After the workshop, participants will have the basic tools to set up their own projects working with
digital behavioral data for personality research. Participants should have at least basic knowledge of R
and bring their own laptop.
Dylan Molenaar1
1University of Amsterdam
Moderated factor analysis is a powerful tool to establish if the parameters in a factor model depend on one or more observed covariates (Bauer & Hussong, 2009; Bauer, 2017; Neale, 1998). For instance, in personality research, “personality differentiation” refers to the hypothesis that personality is more differentiated at the higher ends of general intelligence (Austin et al., 1997). This hypothesis can be studied for -for instance- neuroticism by testing if the neuroticism factor loadings depend on IQ. If the factor loadings decrease across IQ, there is support for the differentiation hypothesis. Other applications of moderated factor analysis include tests on measurement invariance and test fairness (i.e., testing if latent variables can meaningfully be compared across one or more covariates), testing for interactions between observed variables and latent variables, testing for age and ability differentiation (i.e., similar as above, but with the differentiation effect occurring across age and general intelligence respectively), and multi-group factor analysis with multiple grouping variables (e.g., age-group and sex) and possible interactions (e.g., age-group by sex effects on the factor variances).
In this workshop participants learn what moderated factor analysis is, how it works, and how it can be applied to real data using R-package OpenMx (Boker et al., 2011).

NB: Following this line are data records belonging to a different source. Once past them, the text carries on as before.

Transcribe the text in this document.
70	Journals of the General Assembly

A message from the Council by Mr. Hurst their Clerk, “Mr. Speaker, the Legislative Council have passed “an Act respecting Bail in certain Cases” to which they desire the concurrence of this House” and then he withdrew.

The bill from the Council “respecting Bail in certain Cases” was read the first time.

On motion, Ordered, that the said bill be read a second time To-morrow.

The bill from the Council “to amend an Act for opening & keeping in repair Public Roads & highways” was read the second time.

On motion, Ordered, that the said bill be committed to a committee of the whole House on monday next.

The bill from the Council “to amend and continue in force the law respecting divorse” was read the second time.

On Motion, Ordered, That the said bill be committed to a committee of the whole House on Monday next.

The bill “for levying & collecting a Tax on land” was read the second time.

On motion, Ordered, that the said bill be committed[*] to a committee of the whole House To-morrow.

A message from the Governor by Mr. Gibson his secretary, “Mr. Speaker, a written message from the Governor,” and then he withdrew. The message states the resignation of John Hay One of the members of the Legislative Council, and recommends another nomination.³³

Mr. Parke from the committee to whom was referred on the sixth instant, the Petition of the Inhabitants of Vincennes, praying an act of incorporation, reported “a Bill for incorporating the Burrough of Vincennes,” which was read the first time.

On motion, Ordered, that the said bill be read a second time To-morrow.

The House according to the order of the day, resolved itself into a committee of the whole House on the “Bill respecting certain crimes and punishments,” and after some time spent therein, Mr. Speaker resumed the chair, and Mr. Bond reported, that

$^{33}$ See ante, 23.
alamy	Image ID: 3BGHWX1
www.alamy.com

Focus will be mainly on moderated factor analysis for continuous indicators (moderated linear factor analysis), but some directions will be given for applications to discrete indicators (moderated non-linear factor analysis). In addition, as moderated factor analysis assumes all moderation effects to be (generalized-)linear, some attention will be devoted to a non-parametric version of this method (i.e., Local Structural Equation Modeling; Hildebrandt et al., 2016).